CU Economists Weigh Fed's Decision to Hike Rates Into 2023

One economist says rate hikes will lead to a recession that will help lower mortgage rates to 5.2% by end of next year.

Jerome Powell speaking a news conference Wednesday, Dec. 14, 2022 (Source: Federal Reserve).

The Federal Reserve said Wednesday it expects to raise rates about 60 basis points in 2023, after a year in which rates zoomed from close to zero to nearly 4.5%.

One result will be an easing of mortgage rates, which topped 7% this fall and were at 6.4% last week. Mike Fratantoni, chief economist of the Mortgage Bankers Association, said he expects the rates to drift down to about 5.2% by the end of next year.

“The housing market has certainly welcomed the recent decline in mortgage rates,” Fratantoni said. “This decline is reflecting market expectations of being near the peak for short-term rates, as well as increased signs that the U.S. is headed for a recession next year.”

Mike Fratantoni

The Federal Reserve’s Open Market Market Committee raised the federal funds rate 50 basis points Wednesday to 4.25% to 4.50%. The median estimate among FOMC members is that the rate will be 5.1% by the end of 2023.

NAFCU Chief Economist Curt Long said that projection means the FOMC is likely to raise rates 25 basis points at each of its next two meetings: Jan. 31-Feb. 1 and March 22-23.

“However, if at that point price pressures are still ratcheting down, Fed officials are likely to hit the pause button on rate hikes earlier than they currently anticipate,” Long said.

Curt Long

Federal Reserve Chair Jerome Powell said the most important question to the FOMC is how high it needs to raise rates. Ultimately, he said the most important question will be “how long we remain restrictive.”

“The strong view on the committee is that we’ll need to stay there until we’re really confident that inflation is coming down in a sustained way, and we think that that will be some time,” Powell said.

The Fed is projecting the core PCE inflation measure it follows will fall from 4.8% now to 3.5% by the end of 2023. In September it expected the rate would be 4.5% in December and fall to 3.1% by December 2023.

CUNA Senior Economist Dawit Kebede said inflation remains well above the Fed’s 2% long-term goal, although recent signs show it is cooling as gasoline prices fall, supply chain conditions improve and consumer demand shifts back to services from goods.

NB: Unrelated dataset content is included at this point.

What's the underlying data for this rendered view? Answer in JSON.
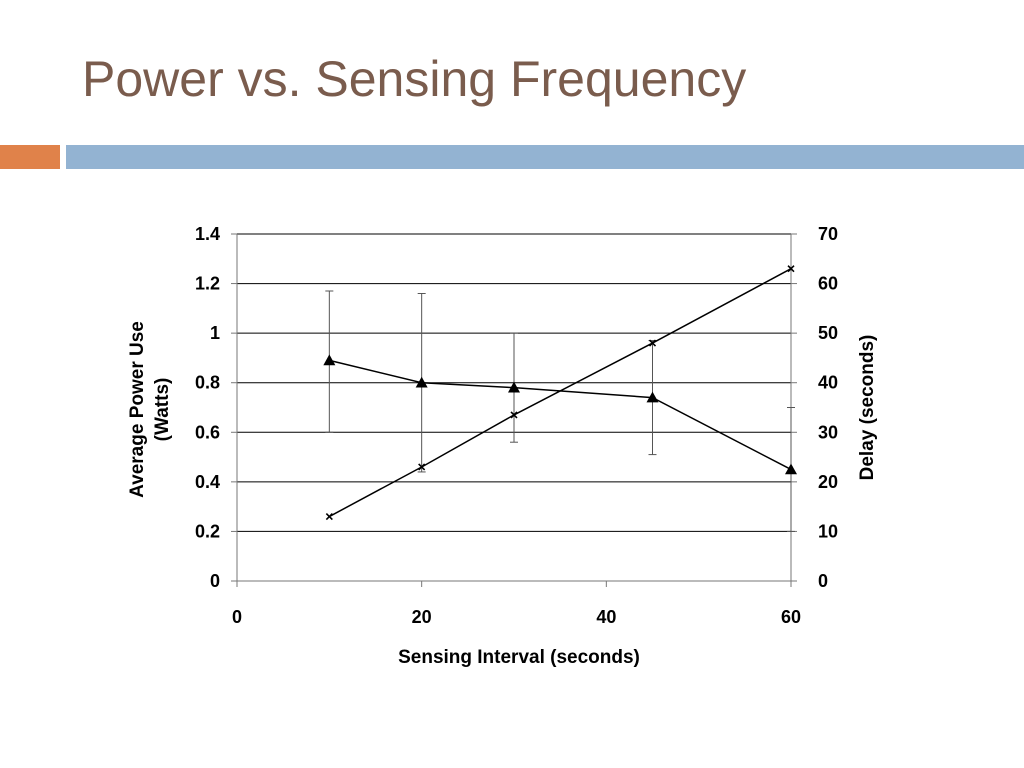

Kebede said high interest rates are slowing investments. While the labor market is currently strong, the Federal Reserve projects unemployment to rise from 3.7% in November to 4.6% by December 2023.

Dawit Kebede

“Historical data indicates such a large increase in unemployment within a year period signals the beginning of a recession,” Kebede said.

Powell disagreed. He said that the size of the Fed’s projected increase in the unemployment rate would not signal a recession because the Fed is also projecting economic growth — albeit slow growth. “That 4.7% is still a strong labor market,” Powell said.

Fratantoni repeated the MBA forecast that a recession will begin in the first half of 2023.

Powell hasn’t forecast a recession.

“I don’t think anybody knows if we’ll have a recession or not,” Powell said. “If there is a recession, nobody knows how deep it would be,” he said.

Powell said workers will suffer as joblessness rises, but he held out the hope that companies might be slower to lay off workers in a slow-growth economy because of an apparent “structural labor shortage.”

“The fact that there’s a strong labor market means that that companies will hold onto workers,” longer, he said. “It also means that the costs in unemployment may be less.”

“That’s a reasonably possible outcome,” he said. “We’ll see though.”